Other would say I have great luck. I disagree. Instead, I would say that I just try to maintain an awareness of what feels comfortable deep within me and move towards that. This is not to say I flee from painful experiences but work to embrace whatever comes on the path for all that it is and can be. But when you feel that your being drawn out in a certain direction, why fight it? If you allow you ego, your firm and decided mind to block your true path, you will feel the misalignment. There will be an unease with your life on a fundimental level. Or so I think (and have felt).
There are times when I find myself in a void of indecision. Not sensing where I am going next and this often puts me ill at ease in my own skin. But in the end I know these times are meant to reflect on my progress and my past, until I am called to my next journey. I am blessed with my practice, walking a path without stones, finding meaning in every occassion and joy in every trial.
Now for a less philosophical update.
I have been accepted to and will be starting a academic program in Visual Web Design this Thursday.
This has been a long and arduous process, full of backpedaling and disappointment. But I trusted that this was the direction I needed to pursue and in the end everything has prevailed... perfectly.
I just reviewed my financial package, which not only covers the cost of the part-time 2 year program in full, it also has a left over stipend of nearly $2000.00. Just enough to buy that new computer I'll be needing. Now to find my text books.
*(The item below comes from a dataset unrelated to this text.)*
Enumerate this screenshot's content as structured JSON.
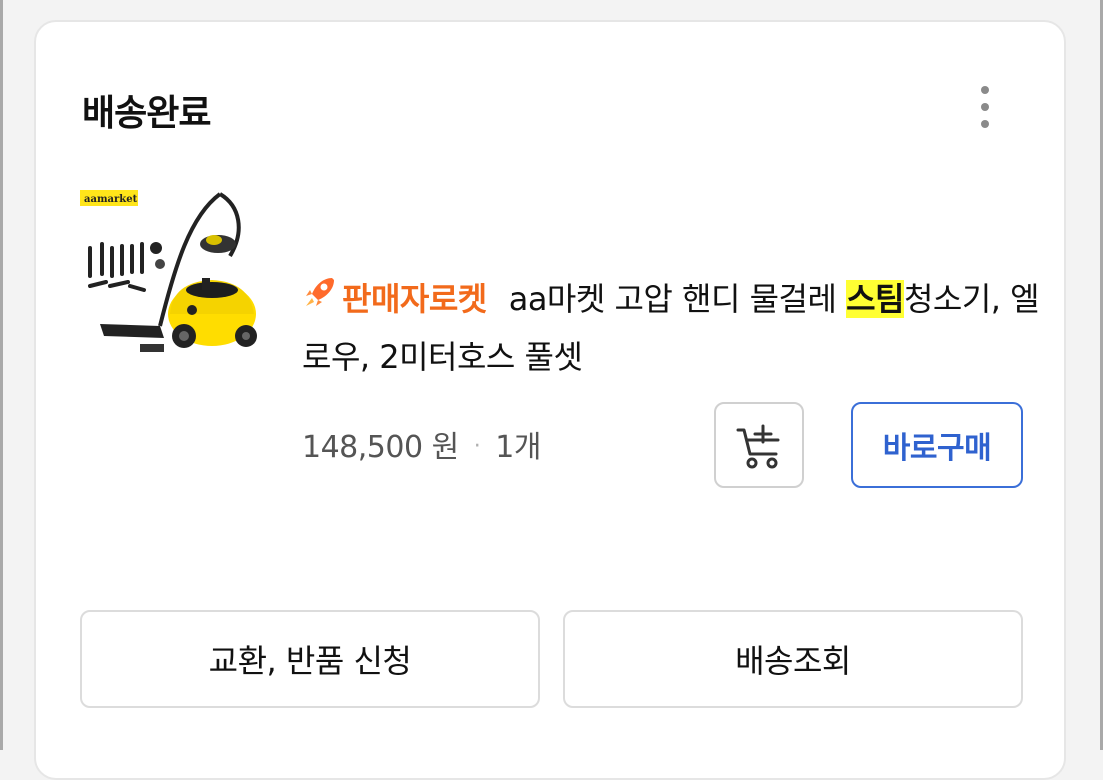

I am once again pursuing my photography.
I was gifted with an amazing deal on a new-to-me Canon Rebel SLR to jump start my photography once more. In addition, my recent work has attracted the attention of a internationally renown journalist who often needs a local freelance photographer. Also, Starbucks is allowing me to display and sell my photography in their gallery. (If you have any old picture frames you don't want, please let me know.)
I'm finally achieving the level of fitness I have always sought.
At this moment, I am in the best shape I have ever been in my life. And I love it. Its been arduous - the shift to full vegan-ism in America, going to the gym, running, yoga... but it is all worth it to feel comfortable in my own skin. I can hope this continues and I can maintain the active lifestyle I have come to appreciate.
I live where and how I want.
My room is lovely and affordable. I'm painting soon and then a few finishing touches and I will be content with its appearance. My rent is very reasonable and the location is great. I'm somewhere between Lechmere, Harvard and Porter. Once I get a bicycle, I think getting about will be a lot more enjoyable. Driving is such a costly and wasteful process. Not to mention time-consuming in the city. Perhaps once I get my DVD drive fixed in my computer (and possibly that large desktop display I'm hoping for) folks might want to come and watch movies or something.
Financial survival has been achieved.
Though I may not adore working a Starbucks, it has ensured my financial stability, while my job at the bar has ensured my financial wellbeing. I am currently putting out feelers for a more regular 9-5 HTML code monkey or the like kind of job. Something over $12.00/hr where I can polish some of my skills and also rack up some hours in a paid position having to deal with the web... possibly in a graphic way. This is no rush obviously... just a blip on the mental radar.
I am content and pleased that I have established the life I wanted and dreamed about while I was in Fiji. I feel as though everything is just as it needs to be but I am still moving forward and progressing. Someone joked recently and called it (Momentum + Contentment=) 'Contentum.' I like that.